From 2020 until today, State and Federal Governments as well as many private companies have habitually breached Australia’s international human rights obligations. For example, the right to liberty of movement is enshrined in the International Covenant on Civil and Political Rights (ICCPR), as is the right to freely consent to medical and scientific experimentation absent economic or social pressure.
The Australian Human Rights Commission (AHRC) is a Federal body which was set up, under the auspices of the Australian Human Rights Commission Act, to promote and defend human rights in Australia. Many people don’t realise that the Act actually includes within it the various human rights covenants and treaties Australia is a signatory to (including the ICCPR) and that it bestows upon the Commission the duties and functions to ensure they are being complied with.
This is the closest we come in Australia to enshrining international human rights doctrine into domestic law.
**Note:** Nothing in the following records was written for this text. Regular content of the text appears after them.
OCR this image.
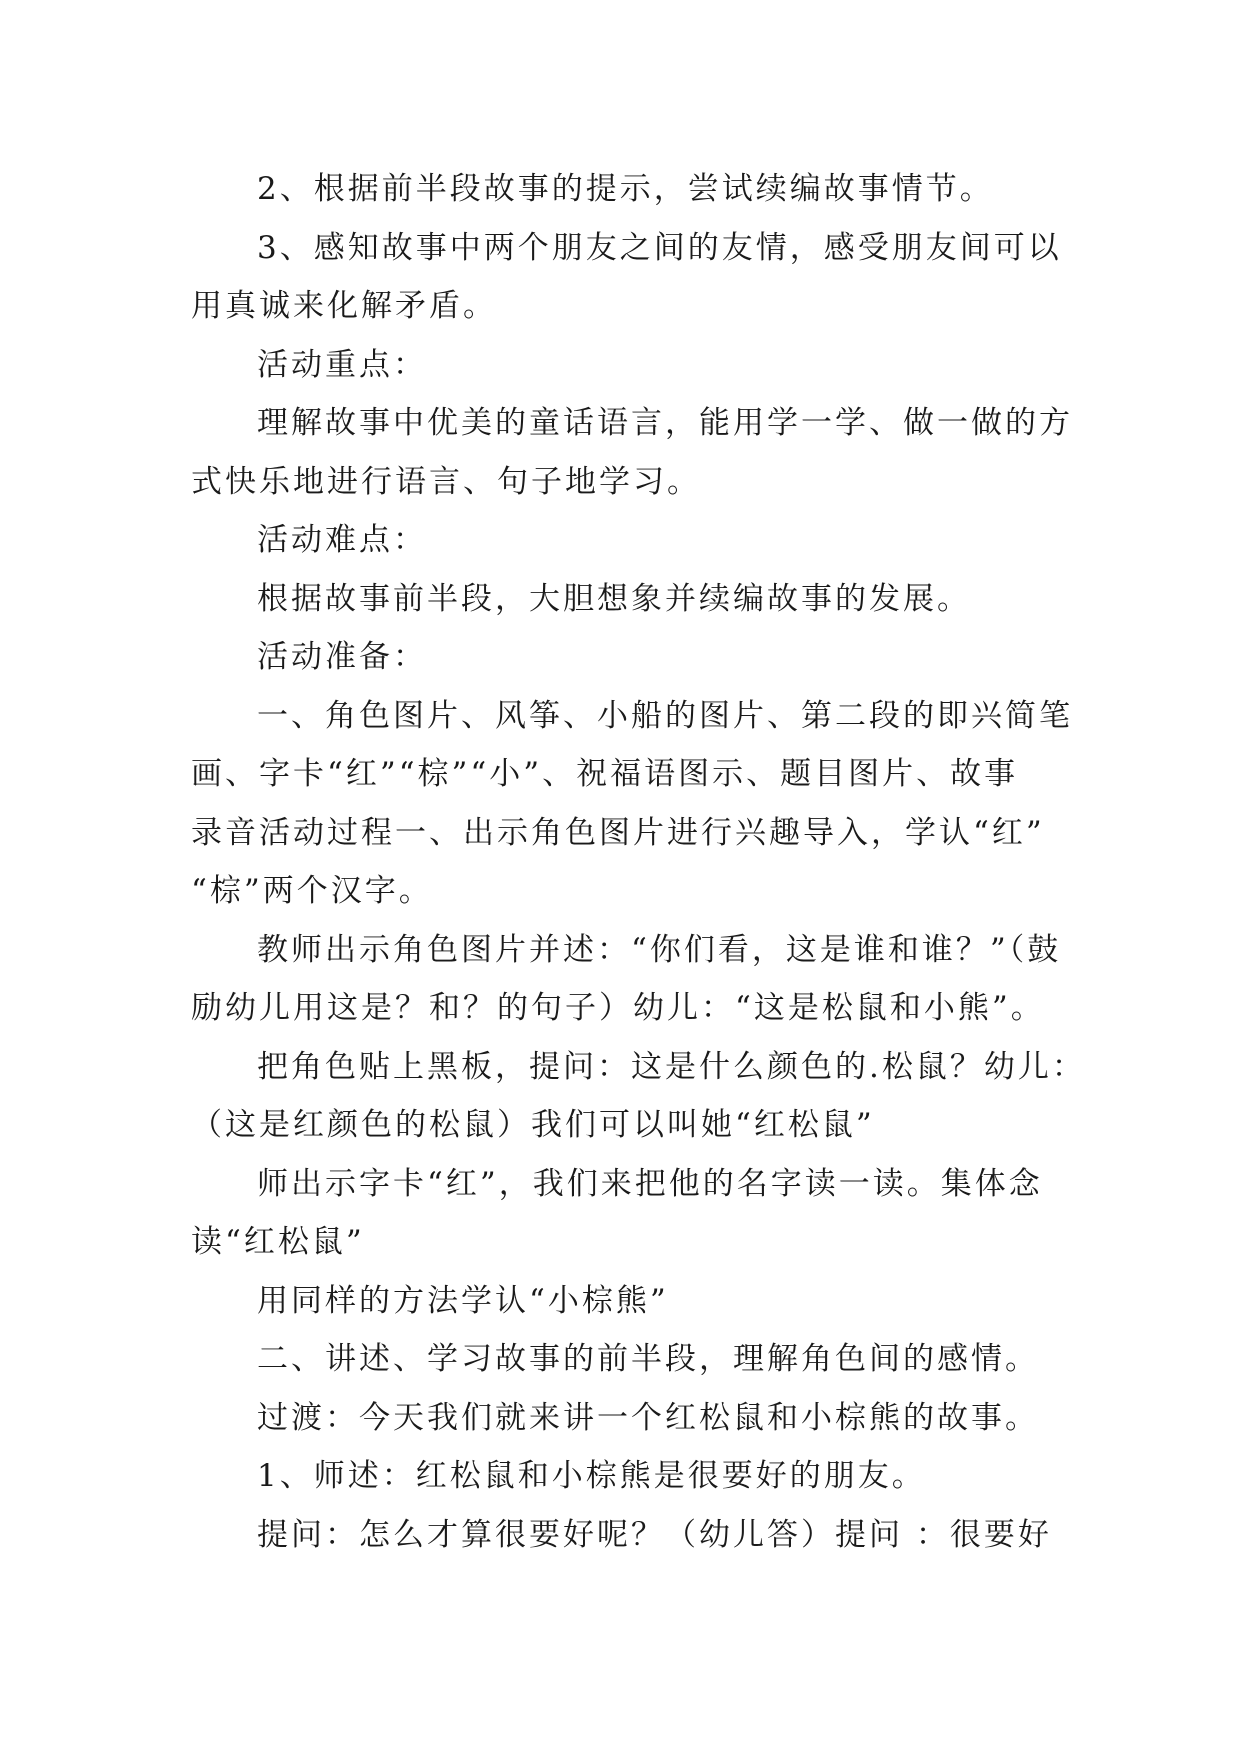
2、根据前半段故事的提示，尝试续编故事情节。
3、感知故事中两个朋友之间的友情，感受朋友间可以
用真诚来化解矛盾。
活动重点：
理解故事中优美的童话语言，能用学一学、做一做的方
式快乐地进行语言、句子地学习。
活动难点：
根据故事前半段，大胆想象并续编故事的发展。
活动准备：
一、角色图片、风筝、小船的图片、第二段的即兴简笔
画、字卡“红”“棕”“小”、祝福语图示、题目图片、故事
录音活动过程一、出示角色图片进行兴趣导入，学认“红”
“棕”两个汉字。
教师出示角色图片并述：“你们看，这是谁和谁？”（鼓
励幼儿用这是？和？的句子）幼儿：“这是松鼠和小熊”。
把角色贴上黑板，提问：这是什么颜色的.松鼠？幼儿：
（这是红颜色的松鼠）我们可以叫她“红松鼠”
师出示字卡“红”，我们来把他的名字读一读。集体念
读“红松鼠”
用同样的方法学认“小棕熊”
二、讲述、学习故事的前半段，理解角色间的感情。
过渡：今天我们就来讲一个红松鼠和小棕熊的故事。
1、师述：红松鼠和小棕熊是很要好的朋友。
提问：怎么才算很要好呢？（幼儿答）提问 ：很要好
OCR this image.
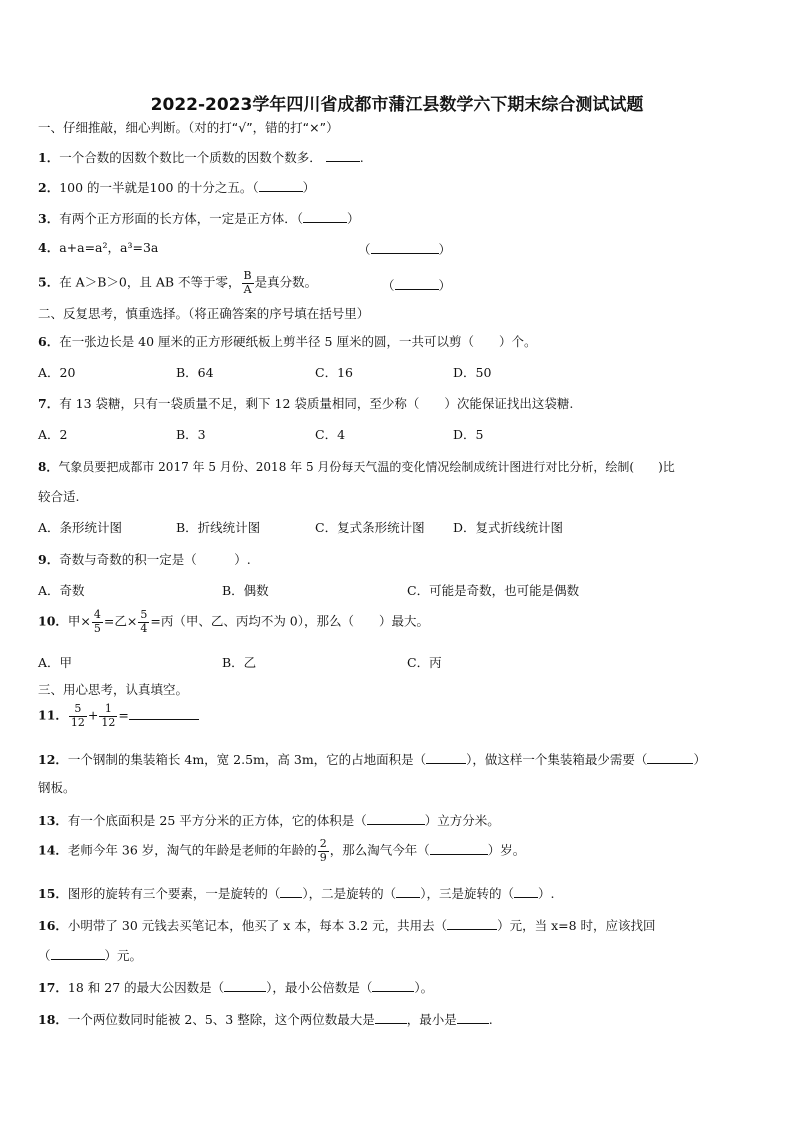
2022-2023学年四川省成都市蒲江县数学六下期末综合测试试题
一、仔细推敲，细心判断。（对的打“√”，错的打“×”）
1．一个合数的因数个数比一个质数的因数个数多．	.
2．100 的一半就是100 的十分之五。（	）
3．有两个正方形面的长方体，一定是正方体．（	）
4．a+a=a²，a³=3a	（	）
5．在 A＞B＞0，且 AB 不等于零， $\frac{B}{A}$ 是真分数。	（	）
二、反复思考，慎重选择。（将正确答案的序号填在括号里）
6．在一张边长是 40 厘米的正方形硬纸板上剪半径 5 厘米的圆，一共可以剪（　　）个。
A．20	B．64	C．16	D．50
7．有 13 袋糖，只有一袋质量不足，剩下 12 袋质量相同，至少称（　　）次能保证找出这袋糖.
A．2	B．3	C．4	D．5
8．气象员要把成都市 2017 年 5 月份、2018 年 5 月份每天气温的变化情况绘制成统计图进行对比分析，绘制(　　)比
较合适.
A．条形统计图	B．折线统计图	C．复式条形统计图 D．复式折线统计图
9．奇数与奇数的积一定是（　　　）.
A．奇数	B．偶数	C．可能是奇数，也可能是偶数
10．甲× $\frac{4}{5}$ =乙× $\frac{5}{4}$ =丙（甲、乙、丙均不为 0），那么（　　）最大。
A．甲	B．乙	C．丙
三、用心思考，认真填空。
11． $\frac{5}{12} + \frac{1}{12}$ =
12．一个钢制的集装箱长 4m，宽 2.5m，高 3m，它的占地面积是（	），做这样一个集装箱最少需要（	）
钢板。
13．有一个底面积是 25 平方分米的正方体，它的体积是（	）立方分米。
14．老师今年 36 岁，淘气的年龄是老师的年龄的 $\frac{2}{9}$ ，那么淘气今年（	）岁。
15．图形的旋转有三个要素，一是旋转的（ ），二是旋转的（ ），三是旋转的（ ）.
16．小明带了 30 元钱去买笔记本，他买了 x 本，每本 3.2 元，共用去（	）元，当 x=8 时，应该找回
（	）元。
17．18 和 27 的最大公因数是（	），最小公倍数是（	）。
18．一个两位数同时能被 2、5、3 整除，这个两位数最大是	，最小是	.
And, it’s much closer than most people realise.
Seven days ago we sent the below letter to the relatively new Australian Human Rights Commissioner, Ms Lorraine Finlay. As explained in our letter, the Australian Human Rights Commission has failed to perform their statutory function over the last two years. In particular, the following functions within the Act have seemingly been ignored by the Commission;
- to “inquire into any act or practice that may be inconsistent with or contrary to any human right” (and in particular, with any covenant or declaration specifically included in the Act), and to “effect a settlement of the matters that gave rise to the inquiry”; and
- to perform the functions conferred on the Commission by section 31 which have to do with equal opportunity in employment and occupation (including functions relating to any company that discriminate against employees on the basis of their medical record); and
- to examine enactments (ie; laws) for the purpose of ascertaining whether those laws are, or would be, inconsistent with or contrary to any human right; and to report to the Minister the results of same.
We wrote to the Commission to ask why they have not performed these functions over the past two years. We gave the Commissioner some time to consider the letter and to speak to us before publishing it. Like every other body and citizen, the AHRC has the opportunity to learn from the past two years and to act differently in future. With the appointment of Ms Finlay, who has a track record of doing what’s right even when it hasn’t proven popular, an opportunity for change beckons. The letter concluded as follows:
“[In the future], we should see a proportionate and evidence-based response to a public health issue by a Government which is acutely aware and continually reminded of its human rights obligations. The AHRC should be a key party in advising on and overseeing this plan. In that way, we may see a Government response which does not marginalise and demonise citizens who simply see things differently to whoever is in power at the time, and who make a decision pursuant to their own sovereign individuality as a result. Sovereignty, as per the ICCPR, is the bedrock of human rights.”